I say “uniquely flawed” because the missteps would have to be new. If not, failing to learn from a previous mistake would affect the student’s grade in the opposite direction.

Experimenting instead of piloting: As part of the “failing” process, organizations need to lean more-heavily into trial and error.

An experiment is meant to test a hypothesis: to prove it right or wrong, to learn about a connection or lack of a connection. The purpose of an experiment is to test and learn. Pilot programs, on the other hand, are meant to confirm that something works as promised before scaling it up and rolling it out more broadly. It may sound like a small distinction, but it’s meaningful.

Back in the classroom, what if Professor Christensen had started the class with the following statement: “I want to do an experiment.

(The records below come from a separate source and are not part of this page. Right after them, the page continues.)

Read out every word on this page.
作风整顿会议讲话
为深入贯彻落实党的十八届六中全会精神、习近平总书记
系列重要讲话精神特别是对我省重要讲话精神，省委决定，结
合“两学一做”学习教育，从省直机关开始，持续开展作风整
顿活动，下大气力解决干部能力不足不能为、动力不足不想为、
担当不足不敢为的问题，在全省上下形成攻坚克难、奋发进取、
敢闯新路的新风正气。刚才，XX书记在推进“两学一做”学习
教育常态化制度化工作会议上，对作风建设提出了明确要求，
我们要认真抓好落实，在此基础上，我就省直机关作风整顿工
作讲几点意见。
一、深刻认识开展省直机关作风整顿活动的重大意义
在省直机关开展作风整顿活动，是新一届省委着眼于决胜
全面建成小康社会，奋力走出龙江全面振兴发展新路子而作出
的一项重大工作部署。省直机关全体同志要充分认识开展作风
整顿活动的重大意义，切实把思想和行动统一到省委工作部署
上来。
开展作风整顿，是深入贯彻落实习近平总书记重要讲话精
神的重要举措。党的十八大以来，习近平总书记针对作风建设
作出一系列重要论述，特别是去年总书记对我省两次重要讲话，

I want to get three different approaches to the case on the table and see what we learn from each of them.” As experiments are testing procedures, there would have been no right or wrong answers, per se, only better and worse answers—regarding result.

Failure, whether during “Fail Fast February” or some other time of the year, should be a transitory state on the way to success.

But success, too, is transitory: If you don’t continue to try new things and learn from your failures as well as your successes, you’ll stagnate and get pushed aside. For proof, just consider that only one of the top 10 Fortune 500 companies when I graduated is still on the top 10 list today.

 

Deborah Lovich
I’m a Boston Consulting Group Managing Director & Senior Partner who leads the future of work program and a fellow with the company's think tank, BCG Henderson Institute. Since joining BCG in 1994, I’ve learned that the most important (and challenging) lever for change is people. I work with companies across the global economy on leadership enablement and culture change; HR issues along the entire employee life-cycle; and digital upskilling to unlock new sources of speed, productivity, value delivery, engagement, and impact. I’ve applied my practice inside BCG to create and scale a program to improve BCG's culture and work-life balance. Today, the program--known as PTO (predictability, teaming & open communication)--is a key factor in BCG's consistent ranking as one of the top companies to work for.